2. Clean out old leaves and other debris from your beds and pots.
3. Work the soil and loosen it up so you can get some nice aeration for those roots. Add compost or other organic matter and/or fertilizer to enrich the soil. I also work in some cinnamon into the top 2 to 3 layers to avoid fungus gnats. The cinnamon kills the fungus the gnats need to eat to survive. Organic, too!
4. If you’re a beginning gardener, make sure to check out the areas where you wish to plant. Does the area get full sun or is it in shade? Morning sun or afternoon? Once you’ve done that, it’s time to pick some plants.
5. There are lots of plants that can handle colder spring weather. Pansies for one and I love them! Also some other favorites like dianthus and petunias. You can click here for a good list of plants that can take a little cold. You can also plant bulbs the fall before for spring color and then work in annuals once the bulbs are done flowering.
6. Head to the garden shop and pick out the plants. Check their little tags for info on how high they’ll grow, how far apart and sun and water requirements.
7. Time to plant. To make life easier, lay out the pots in the way you want to plant them. It will let you adjust before getting things into the ground. Once you’re satisfied, it’s time to plant.
8. The best time to plant is early morning before the sun is too strong or later afternoon. Planting during the heat of the day will stress out your plants. Make sure the hole you dig is at least 4-6 inches depending on the size of your plant. Also, if there are too many roots around the base of the post, break them up so new roots will grow and spread out. Get rid of those jiffy pots around the plant and flatten them to use as mulch.
9. Water thoroughly so the roots can get established and after watering, mulch around the plants.
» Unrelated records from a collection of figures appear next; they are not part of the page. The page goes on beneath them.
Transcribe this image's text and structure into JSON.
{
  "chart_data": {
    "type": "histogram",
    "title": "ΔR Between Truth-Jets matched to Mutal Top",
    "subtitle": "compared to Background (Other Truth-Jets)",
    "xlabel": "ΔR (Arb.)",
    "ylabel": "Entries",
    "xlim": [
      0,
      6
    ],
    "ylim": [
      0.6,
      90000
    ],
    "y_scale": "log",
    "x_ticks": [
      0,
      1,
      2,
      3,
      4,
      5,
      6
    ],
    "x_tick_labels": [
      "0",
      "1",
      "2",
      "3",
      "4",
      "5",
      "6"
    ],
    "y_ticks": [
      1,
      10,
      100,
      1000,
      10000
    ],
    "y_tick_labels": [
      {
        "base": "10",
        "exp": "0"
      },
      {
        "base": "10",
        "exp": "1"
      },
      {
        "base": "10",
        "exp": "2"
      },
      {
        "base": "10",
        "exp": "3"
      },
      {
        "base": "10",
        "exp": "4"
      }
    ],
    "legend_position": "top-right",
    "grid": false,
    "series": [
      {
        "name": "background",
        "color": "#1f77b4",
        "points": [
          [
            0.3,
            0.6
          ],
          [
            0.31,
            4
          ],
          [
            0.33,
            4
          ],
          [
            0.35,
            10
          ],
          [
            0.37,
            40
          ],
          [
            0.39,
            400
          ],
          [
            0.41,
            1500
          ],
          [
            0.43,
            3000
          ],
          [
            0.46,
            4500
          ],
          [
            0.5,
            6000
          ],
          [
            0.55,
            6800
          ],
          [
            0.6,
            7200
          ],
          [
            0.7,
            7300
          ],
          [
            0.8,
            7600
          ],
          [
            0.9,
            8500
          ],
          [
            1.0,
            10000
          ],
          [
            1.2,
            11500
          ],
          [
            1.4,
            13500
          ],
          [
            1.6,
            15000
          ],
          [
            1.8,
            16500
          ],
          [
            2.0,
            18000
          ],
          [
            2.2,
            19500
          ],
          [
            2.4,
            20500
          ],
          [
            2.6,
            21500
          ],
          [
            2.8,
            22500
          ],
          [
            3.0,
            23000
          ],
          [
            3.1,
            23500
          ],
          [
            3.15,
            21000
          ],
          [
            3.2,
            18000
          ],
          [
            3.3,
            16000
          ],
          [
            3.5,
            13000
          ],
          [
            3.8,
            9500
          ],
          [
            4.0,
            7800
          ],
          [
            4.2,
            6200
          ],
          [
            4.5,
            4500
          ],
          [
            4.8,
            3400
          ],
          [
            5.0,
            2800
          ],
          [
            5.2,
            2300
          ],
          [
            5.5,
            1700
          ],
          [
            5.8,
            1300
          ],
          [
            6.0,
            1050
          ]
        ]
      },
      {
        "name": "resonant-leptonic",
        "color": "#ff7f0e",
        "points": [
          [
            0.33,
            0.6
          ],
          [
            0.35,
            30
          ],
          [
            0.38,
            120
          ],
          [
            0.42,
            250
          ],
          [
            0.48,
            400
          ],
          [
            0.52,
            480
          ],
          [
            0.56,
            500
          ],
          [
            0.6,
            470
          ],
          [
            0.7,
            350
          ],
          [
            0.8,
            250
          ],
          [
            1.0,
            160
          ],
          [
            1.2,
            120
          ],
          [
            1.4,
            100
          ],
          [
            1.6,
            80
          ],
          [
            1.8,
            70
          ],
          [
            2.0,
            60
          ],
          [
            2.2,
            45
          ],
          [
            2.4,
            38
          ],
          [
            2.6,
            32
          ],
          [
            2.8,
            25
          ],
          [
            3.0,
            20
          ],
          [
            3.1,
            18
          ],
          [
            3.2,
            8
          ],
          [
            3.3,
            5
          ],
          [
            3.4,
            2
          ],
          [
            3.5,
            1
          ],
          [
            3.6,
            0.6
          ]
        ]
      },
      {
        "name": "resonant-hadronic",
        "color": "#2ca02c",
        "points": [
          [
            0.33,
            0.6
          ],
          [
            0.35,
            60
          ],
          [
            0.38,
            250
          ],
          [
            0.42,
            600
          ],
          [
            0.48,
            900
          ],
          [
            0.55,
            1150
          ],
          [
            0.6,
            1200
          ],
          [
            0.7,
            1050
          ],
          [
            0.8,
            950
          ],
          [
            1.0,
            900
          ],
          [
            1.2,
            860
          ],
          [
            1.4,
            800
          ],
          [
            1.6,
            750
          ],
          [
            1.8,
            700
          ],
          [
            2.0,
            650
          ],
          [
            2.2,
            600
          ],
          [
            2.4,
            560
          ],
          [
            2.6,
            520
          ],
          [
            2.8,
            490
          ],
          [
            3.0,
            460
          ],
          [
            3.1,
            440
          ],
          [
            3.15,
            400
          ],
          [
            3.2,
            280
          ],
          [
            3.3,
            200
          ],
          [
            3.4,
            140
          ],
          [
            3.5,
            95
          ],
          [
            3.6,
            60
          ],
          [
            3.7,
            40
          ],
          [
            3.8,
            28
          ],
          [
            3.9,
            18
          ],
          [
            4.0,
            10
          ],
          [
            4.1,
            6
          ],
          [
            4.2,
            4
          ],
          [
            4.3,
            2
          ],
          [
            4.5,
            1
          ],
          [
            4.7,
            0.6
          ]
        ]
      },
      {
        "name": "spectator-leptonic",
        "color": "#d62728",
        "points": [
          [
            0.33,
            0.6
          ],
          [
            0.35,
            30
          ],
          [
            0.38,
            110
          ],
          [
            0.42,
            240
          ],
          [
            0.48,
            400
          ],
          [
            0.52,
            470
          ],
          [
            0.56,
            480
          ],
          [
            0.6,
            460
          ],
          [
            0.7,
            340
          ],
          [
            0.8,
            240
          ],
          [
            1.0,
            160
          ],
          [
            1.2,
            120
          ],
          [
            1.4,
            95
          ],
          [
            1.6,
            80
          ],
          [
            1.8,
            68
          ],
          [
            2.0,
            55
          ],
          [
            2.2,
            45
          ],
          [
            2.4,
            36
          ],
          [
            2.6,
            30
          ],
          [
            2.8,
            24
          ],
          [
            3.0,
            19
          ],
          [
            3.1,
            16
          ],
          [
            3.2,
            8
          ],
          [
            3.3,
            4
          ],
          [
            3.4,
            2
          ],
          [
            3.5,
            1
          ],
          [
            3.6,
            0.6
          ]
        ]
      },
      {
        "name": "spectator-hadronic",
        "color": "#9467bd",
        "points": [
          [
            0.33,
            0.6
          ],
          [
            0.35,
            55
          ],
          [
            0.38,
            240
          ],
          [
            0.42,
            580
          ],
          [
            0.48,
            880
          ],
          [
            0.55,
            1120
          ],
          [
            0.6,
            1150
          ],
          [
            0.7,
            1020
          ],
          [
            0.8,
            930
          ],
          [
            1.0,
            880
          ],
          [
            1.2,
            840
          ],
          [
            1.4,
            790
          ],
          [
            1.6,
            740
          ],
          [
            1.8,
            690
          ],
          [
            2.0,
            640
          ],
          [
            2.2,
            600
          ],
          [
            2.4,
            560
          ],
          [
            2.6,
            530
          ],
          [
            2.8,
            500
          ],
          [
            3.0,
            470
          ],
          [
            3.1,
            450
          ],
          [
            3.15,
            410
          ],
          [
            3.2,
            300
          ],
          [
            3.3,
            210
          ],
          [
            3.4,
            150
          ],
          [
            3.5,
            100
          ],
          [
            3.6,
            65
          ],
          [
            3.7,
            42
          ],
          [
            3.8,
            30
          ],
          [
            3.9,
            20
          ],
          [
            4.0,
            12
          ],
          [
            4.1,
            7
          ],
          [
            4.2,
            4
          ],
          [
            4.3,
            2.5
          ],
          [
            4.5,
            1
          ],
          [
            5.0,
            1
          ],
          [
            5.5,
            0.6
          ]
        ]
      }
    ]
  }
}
Leave a little room around the plant free of mulch so it won’t rot and try to get at least 2 to 3 inches of mulch to prevent weeds.
10. Sit back and watch them grow and flower.
Here’s a photo of my daughter’s first garden. We planted it in early April when we had a fabulous spring day. It was fun explaining to her what to do and I gifted her an assortment of daylilies from my yard so she wouldn’t have to replant the entire bed every year.